A comparison of three kinds of monotonic proof-theoretic semantics and the base-incompleteness of intuitionistic logic
Antonio Piccolomini d'Aragona
TL;DR
The paper addresses how three monotone proof-theoretic semantics—Prawitz's reducibility semantics, standard base semantics, and Sandqvist's base semantics—relate and what this implies for completeness in intuitionistic logic IL. It develops rigorous formalisms for atomic bases, base semantics (including Sandqvist's variant), and reducibility semantics with argument-structures and reductions, and then analyzes how these frameworks compare. The main results show that reducibility semantics and standard base semantics are equivalent at the consequence level, enabling transfer of incompleteness results for IL; however, Sandqvist's variant is not pointwise equivalent to Prawitz's framework, yielding base-incomparability for higher levels. A deeper examination of base-completeness reveals it to be inconsistent for IL under these settings, connected to export principles and GDP, which narrows the prospects for a universal base-completeness account. Overall, the work clarifies when semantic results transfer across frameworks, highlights the distinct role of disjunction handling, and delineates limits on achieving completeness in constructive logics via base-theoretic means.
Abstract
I deal with two approaches to proof-theoretic semantics: one based on argument structures and justifications, which I call reducibility semantics, and one based on consequence among (sets of) formulas over atomic bases, called base semantics. The latter splits in turn into a standard reading, and a variant of it put forward by Sandqvist.
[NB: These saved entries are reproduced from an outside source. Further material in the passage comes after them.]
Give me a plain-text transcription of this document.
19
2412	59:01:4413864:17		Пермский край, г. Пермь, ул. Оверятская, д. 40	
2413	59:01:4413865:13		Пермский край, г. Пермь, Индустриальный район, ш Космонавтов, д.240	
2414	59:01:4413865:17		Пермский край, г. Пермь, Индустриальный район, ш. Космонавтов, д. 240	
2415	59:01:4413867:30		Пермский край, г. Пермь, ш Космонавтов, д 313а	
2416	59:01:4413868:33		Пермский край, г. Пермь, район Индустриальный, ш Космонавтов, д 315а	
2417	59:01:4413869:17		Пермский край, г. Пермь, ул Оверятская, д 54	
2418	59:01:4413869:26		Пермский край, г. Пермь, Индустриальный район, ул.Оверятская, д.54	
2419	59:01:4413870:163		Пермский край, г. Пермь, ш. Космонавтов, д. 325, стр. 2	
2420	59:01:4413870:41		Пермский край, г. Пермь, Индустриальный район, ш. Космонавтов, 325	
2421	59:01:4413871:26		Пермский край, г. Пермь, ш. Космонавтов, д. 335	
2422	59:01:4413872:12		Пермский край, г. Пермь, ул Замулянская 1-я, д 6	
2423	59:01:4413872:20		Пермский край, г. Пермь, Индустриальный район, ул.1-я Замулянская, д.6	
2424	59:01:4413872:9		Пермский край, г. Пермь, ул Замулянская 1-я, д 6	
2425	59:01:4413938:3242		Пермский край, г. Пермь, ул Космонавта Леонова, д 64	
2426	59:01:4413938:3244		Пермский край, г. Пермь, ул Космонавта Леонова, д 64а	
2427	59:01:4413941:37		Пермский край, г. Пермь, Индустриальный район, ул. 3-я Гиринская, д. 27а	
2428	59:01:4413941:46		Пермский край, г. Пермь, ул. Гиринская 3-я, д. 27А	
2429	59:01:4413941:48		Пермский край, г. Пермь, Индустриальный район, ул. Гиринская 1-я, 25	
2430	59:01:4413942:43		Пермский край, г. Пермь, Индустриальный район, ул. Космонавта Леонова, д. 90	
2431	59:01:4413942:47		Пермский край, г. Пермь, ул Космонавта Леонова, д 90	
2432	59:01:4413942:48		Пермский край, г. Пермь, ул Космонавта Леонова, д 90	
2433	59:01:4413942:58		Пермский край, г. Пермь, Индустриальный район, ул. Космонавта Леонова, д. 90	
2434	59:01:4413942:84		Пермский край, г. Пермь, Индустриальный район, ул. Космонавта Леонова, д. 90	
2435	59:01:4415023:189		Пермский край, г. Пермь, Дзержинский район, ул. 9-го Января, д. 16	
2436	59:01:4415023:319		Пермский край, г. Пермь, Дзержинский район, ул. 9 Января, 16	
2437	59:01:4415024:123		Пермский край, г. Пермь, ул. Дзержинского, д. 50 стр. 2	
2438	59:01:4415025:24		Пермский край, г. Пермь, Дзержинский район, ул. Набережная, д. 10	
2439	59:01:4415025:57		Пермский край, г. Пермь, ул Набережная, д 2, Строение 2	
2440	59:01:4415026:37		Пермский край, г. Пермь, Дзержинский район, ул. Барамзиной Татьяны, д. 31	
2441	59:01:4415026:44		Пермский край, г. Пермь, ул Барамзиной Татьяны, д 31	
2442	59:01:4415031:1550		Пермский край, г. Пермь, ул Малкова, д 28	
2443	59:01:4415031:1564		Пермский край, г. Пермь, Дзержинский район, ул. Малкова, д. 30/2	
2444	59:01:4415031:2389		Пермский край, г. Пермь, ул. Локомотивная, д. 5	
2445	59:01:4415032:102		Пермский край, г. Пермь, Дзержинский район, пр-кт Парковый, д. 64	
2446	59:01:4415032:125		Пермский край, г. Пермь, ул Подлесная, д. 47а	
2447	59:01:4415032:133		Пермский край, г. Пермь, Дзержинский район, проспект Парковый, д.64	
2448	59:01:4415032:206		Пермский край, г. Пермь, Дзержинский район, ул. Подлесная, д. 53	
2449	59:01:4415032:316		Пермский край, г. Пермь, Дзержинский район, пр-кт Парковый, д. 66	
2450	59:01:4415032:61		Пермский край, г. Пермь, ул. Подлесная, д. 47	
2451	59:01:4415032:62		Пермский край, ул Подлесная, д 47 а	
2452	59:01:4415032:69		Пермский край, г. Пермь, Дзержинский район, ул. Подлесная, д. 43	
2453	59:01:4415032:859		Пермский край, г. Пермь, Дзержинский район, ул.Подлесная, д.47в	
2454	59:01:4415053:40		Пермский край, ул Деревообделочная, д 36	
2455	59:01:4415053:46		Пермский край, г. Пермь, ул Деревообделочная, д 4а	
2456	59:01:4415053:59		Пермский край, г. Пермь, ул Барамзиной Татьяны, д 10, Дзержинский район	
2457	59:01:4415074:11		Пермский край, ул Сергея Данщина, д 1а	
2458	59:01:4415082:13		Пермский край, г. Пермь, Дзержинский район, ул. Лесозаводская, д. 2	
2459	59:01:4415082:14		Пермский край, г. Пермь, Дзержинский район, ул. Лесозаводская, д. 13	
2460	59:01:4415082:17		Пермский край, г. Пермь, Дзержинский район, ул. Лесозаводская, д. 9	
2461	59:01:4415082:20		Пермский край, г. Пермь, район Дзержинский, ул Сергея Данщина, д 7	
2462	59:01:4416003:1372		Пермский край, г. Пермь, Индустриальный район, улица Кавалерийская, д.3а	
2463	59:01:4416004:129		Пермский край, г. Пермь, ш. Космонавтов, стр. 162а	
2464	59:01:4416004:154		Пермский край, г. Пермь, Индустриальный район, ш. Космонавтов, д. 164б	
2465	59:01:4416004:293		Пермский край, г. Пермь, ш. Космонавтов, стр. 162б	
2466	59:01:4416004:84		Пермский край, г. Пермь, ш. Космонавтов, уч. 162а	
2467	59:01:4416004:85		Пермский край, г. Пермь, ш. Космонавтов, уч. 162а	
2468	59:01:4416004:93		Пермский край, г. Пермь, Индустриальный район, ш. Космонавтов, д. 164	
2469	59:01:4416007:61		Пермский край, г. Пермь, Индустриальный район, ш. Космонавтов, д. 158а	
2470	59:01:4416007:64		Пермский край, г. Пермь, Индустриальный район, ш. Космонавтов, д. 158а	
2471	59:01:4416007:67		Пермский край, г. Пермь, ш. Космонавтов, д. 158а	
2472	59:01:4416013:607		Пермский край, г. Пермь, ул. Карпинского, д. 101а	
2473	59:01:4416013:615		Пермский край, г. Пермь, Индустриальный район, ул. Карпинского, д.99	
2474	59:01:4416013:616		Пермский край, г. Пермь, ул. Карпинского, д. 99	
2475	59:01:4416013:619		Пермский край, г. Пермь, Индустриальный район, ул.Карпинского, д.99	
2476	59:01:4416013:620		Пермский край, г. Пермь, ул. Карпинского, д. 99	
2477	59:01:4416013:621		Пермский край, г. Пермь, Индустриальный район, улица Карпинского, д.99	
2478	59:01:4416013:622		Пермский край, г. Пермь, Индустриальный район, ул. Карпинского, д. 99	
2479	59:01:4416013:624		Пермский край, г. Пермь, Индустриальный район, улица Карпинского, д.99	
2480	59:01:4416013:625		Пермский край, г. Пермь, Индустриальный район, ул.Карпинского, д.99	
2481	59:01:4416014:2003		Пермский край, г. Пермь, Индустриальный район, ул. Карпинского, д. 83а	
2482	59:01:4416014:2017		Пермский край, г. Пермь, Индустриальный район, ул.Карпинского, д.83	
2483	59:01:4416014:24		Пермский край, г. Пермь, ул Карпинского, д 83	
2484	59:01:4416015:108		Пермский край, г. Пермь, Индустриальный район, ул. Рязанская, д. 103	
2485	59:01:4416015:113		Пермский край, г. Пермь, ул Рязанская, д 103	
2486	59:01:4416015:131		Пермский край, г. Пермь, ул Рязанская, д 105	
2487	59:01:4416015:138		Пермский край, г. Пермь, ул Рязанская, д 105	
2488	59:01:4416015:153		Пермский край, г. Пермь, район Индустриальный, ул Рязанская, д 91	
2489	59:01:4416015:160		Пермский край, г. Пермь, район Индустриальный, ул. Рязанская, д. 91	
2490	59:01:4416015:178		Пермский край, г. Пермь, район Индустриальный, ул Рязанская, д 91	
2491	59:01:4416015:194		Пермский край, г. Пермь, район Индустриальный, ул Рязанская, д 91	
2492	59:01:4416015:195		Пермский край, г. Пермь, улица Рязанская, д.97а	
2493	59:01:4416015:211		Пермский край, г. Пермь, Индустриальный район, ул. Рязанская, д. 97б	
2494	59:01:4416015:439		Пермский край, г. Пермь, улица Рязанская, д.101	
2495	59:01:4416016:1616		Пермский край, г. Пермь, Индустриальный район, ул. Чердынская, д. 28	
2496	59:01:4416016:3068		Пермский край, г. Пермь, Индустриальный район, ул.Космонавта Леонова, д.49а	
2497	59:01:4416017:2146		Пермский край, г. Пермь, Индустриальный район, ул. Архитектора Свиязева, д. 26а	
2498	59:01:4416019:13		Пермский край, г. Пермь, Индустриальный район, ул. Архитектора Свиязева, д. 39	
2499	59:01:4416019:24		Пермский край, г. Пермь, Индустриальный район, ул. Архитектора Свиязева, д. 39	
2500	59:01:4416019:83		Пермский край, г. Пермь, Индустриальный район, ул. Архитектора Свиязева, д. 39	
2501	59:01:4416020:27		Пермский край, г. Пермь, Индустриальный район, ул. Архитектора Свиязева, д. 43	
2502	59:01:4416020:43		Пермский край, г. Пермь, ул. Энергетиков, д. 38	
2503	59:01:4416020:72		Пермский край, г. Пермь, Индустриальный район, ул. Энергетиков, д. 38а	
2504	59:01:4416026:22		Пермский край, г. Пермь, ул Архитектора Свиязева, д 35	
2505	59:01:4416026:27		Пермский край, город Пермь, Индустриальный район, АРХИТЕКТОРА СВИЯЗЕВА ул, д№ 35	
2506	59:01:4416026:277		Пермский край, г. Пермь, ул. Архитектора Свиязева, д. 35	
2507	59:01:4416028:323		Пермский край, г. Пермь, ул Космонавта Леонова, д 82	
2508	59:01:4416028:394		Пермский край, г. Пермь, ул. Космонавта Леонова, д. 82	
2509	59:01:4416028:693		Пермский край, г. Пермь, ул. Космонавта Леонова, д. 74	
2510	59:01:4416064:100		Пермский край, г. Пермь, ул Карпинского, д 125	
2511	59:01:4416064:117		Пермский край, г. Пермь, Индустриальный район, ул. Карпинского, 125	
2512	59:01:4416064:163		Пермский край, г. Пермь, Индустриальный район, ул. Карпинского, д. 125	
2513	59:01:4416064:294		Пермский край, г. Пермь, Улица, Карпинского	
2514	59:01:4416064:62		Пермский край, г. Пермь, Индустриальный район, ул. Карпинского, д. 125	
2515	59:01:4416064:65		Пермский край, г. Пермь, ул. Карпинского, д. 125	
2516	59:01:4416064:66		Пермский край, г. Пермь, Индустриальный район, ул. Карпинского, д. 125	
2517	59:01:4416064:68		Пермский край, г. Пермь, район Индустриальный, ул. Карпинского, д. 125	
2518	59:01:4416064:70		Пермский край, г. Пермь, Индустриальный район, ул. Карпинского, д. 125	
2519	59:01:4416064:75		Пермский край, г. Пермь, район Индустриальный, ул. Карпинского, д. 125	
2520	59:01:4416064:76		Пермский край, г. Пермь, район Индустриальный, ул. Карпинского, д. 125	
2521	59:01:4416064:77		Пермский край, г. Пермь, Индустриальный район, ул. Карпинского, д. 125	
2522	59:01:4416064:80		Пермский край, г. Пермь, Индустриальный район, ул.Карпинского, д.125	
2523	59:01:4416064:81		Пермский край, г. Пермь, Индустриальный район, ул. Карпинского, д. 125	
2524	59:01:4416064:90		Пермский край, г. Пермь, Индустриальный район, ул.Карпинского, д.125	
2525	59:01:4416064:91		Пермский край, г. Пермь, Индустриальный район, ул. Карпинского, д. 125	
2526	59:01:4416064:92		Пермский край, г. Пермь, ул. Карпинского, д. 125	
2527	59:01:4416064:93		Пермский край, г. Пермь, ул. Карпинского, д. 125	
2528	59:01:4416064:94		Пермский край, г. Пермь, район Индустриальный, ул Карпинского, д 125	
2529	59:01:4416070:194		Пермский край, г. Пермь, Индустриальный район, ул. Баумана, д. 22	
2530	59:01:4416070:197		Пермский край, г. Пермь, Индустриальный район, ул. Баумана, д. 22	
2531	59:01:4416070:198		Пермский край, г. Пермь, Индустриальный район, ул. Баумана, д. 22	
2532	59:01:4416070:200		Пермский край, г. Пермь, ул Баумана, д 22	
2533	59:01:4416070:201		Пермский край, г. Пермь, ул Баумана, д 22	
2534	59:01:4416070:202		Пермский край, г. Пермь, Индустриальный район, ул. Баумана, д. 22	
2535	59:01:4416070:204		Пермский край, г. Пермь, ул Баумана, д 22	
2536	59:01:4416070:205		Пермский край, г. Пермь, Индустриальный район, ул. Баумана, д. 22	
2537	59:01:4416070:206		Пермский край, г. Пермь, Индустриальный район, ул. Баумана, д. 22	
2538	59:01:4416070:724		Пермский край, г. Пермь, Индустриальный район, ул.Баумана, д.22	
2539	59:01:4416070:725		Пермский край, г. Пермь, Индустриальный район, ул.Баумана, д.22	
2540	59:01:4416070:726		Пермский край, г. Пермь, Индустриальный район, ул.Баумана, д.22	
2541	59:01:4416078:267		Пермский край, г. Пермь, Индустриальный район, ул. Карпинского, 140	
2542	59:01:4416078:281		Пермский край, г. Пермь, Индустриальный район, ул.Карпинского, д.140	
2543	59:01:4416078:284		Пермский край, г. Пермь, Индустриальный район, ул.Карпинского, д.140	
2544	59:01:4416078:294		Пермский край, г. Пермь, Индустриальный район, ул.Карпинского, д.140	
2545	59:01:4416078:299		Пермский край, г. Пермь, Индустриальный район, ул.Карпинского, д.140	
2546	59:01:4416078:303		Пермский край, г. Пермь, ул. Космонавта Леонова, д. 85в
I prove some results which, when suitable conditions are met, permit one to shift from one approach to the other, and I draw some of the consequences of these results relative to the issue of completeness of (recursive) logical systems with respect to proof-theoretic notions of validity. This will lead me to focus on a notion of base-completeness, which I will discuss with reference to known completeness results for intuitionistic logic. The general interest of the proposed approach stems from the fact that reducibility semantics can be understood as a labelling of base semantics with proof-objects typed on (sets of) formulas for which a base semantics consequence relation holds, and which witness this very fact. Vice versa, base semantics can be understood as a type-abstraction of a reducibility semantics consequence relation obtained by removing the witness of the fact that this relation holds, and by just focusing on the input and output type of the relevant proof-object.